Butterfly (Baddha Konasana)
From a seated position, bring the soles of your feet together and press the knees out to the sides. Wrap your hands around your ankles or feet. Sit tall and even on your hips. Inhale and lengthen your spine. Exhale and hinge from the hips, bringing your chest toward your toes. Continue to lengthen with your inhales and sink into the pose with your exhales. Hold for five to 10 breaths.
If your hips feel too tight to remain comfortably in this pose, you can elevate them by sitting on a folded blanket or a block. You can also place blocks under your knees for added support.
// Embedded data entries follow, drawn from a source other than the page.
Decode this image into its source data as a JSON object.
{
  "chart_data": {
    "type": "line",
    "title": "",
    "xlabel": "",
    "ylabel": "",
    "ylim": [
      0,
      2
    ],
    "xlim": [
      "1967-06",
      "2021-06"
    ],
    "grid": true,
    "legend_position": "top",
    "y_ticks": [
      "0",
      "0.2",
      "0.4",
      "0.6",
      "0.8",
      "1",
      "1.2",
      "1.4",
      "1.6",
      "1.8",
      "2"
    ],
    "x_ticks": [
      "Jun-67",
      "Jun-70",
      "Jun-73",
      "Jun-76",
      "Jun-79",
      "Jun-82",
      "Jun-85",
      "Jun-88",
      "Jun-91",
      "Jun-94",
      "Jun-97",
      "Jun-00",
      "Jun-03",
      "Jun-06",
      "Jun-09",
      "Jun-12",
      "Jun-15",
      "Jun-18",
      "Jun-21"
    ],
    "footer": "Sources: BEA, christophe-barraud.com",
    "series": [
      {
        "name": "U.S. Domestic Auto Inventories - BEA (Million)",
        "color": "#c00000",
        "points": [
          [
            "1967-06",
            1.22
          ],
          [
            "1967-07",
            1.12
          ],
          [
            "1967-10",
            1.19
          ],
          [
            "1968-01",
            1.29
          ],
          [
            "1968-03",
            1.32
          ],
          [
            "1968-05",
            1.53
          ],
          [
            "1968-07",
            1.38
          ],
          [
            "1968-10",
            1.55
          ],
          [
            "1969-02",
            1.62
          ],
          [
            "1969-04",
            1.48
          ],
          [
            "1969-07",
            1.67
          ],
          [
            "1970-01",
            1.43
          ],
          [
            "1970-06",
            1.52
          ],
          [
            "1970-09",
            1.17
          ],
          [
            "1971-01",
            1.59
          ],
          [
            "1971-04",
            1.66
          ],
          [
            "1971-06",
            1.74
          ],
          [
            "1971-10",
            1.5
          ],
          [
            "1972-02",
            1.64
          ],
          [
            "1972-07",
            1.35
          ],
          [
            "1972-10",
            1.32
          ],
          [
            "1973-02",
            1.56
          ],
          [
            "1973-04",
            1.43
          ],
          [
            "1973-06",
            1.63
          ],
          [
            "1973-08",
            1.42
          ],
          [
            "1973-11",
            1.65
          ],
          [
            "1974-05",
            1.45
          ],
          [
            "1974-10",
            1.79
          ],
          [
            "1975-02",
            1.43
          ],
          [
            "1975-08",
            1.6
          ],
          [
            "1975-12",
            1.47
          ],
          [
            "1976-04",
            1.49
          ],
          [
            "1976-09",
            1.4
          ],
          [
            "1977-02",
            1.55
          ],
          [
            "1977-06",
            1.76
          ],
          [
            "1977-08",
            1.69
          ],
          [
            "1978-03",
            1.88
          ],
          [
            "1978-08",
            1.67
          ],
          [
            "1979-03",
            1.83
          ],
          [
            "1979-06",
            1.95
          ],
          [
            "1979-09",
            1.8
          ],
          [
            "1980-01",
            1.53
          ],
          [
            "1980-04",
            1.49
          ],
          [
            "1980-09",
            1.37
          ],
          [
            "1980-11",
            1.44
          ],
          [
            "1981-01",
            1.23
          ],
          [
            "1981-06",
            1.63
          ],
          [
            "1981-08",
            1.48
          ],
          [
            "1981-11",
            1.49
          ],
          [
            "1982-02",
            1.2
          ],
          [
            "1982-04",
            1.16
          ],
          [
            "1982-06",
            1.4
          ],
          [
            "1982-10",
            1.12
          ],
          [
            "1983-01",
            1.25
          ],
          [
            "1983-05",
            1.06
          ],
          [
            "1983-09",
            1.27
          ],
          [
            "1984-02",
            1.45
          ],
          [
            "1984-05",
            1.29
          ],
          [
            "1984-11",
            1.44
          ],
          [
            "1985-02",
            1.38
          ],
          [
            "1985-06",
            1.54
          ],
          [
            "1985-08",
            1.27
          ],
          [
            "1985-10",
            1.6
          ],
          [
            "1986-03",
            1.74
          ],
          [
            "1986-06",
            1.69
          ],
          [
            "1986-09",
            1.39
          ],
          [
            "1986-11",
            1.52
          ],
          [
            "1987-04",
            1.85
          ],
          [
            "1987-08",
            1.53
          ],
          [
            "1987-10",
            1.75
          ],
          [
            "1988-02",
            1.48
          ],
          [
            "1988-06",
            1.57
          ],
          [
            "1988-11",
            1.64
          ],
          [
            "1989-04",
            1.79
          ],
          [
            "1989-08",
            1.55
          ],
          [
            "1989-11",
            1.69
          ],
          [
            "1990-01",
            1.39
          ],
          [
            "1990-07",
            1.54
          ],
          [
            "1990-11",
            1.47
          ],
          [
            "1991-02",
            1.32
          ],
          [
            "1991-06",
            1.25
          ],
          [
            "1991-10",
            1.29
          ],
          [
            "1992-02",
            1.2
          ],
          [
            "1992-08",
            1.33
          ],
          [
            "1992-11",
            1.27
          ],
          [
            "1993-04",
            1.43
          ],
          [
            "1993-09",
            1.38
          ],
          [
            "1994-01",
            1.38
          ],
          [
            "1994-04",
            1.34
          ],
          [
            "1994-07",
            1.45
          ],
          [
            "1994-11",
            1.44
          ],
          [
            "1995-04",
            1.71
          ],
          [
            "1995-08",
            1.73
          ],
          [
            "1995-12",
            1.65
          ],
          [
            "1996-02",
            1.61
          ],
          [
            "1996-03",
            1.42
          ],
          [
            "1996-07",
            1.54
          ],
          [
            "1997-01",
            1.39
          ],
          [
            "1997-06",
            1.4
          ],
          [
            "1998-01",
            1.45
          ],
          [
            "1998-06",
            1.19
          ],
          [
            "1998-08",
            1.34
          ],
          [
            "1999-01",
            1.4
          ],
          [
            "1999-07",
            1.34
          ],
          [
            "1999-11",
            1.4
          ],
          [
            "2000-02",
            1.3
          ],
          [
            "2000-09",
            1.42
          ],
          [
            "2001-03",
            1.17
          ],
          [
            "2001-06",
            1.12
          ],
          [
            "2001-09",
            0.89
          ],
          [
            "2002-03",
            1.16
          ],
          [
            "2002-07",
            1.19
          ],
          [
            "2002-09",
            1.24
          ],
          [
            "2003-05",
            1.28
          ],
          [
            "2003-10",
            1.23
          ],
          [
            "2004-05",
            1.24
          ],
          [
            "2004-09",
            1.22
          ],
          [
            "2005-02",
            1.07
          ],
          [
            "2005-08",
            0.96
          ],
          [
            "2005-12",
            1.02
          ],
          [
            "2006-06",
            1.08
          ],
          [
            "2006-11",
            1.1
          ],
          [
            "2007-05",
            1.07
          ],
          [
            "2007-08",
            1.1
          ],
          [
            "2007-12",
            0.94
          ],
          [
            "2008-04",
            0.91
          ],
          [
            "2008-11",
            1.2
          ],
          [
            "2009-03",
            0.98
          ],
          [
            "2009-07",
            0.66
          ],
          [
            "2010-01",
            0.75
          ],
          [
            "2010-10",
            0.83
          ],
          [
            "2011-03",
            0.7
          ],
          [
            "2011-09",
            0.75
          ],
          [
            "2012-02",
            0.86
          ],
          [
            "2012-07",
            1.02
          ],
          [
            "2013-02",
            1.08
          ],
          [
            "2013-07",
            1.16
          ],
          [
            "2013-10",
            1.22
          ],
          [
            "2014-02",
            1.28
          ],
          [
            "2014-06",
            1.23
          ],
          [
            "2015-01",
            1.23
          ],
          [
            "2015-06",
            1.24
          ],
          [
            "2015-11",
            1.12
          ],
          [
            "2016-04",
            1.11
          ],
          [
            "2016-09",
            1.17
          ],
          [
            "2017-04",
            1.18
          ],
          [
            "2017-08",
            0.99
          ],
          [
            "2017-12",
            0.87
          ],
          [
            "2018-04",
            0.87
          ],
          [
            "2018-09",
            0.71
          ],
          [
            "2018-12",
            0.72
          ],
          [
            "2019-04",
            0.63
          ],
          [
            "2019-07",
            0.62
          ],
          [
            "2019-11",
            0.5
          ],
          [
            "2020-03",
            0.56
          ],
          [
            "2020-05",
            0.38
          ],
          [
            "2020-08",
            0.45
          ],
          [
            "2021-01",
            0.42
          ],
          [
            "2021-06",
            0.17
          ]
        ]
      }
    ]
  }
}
This pose adds focuses on core strengthening, which is always a good idea to support your athletic endeavors. Sit tall on your sit bones with the soles of your feet on the floor and knees bent. Bring your arms forward with palms facing in toward your knees. Inhale and lengthen your spine, lifting your chest. As you exhale, start to lean back. Stop when you feel your back begin to bend. You can leave your feet down or lift them to knee-height. Continue to lift your chest as you hold and breathe deeply for five to 10 breaths.
Incline Plank (Purvottanasana)
This pose is a good counter pose to boat pose, as it works on opening the whole front side of the body.
From boat pose, bring your hands behind your hips, shoulder-width apart, with your fingers pointing in the direction of your toes. Stretch out your legs and point your toes toward the floor. Inhale and lift your hips off the floor. Lift your chest. Push into your hands to bring the shoulders down your back. Keep stretching your toes to the floor while lifting the front of your body away from the floor. Hold and breathe for five to 10 breaths.
Happy Baby (Ananda Balasana)
For the final pose, lie down on your back and bring your knees toward your shoulders. Grab the backs of your thighs and encourage your knees to come closer to your shoulders as you work to flatten your whole spine to the floor, including your tailbone. To deepen the stretch, grab your toes or the inside or outside edges of your feet and draw your feet toward your shoulders. If it feels good, rock side to side, giving your back a little massage. Breathe deeply and hold for as long as you feel comfortable. In this pose, you are using gravity to open your hips and groin. It might also feel good on your hamstrings if they are really tight.
Your muscles will thank you for incorporating this sequence into your running routine. Even if you don’t have time to perform all the poses, even just a few will release tightness and help prevent injury.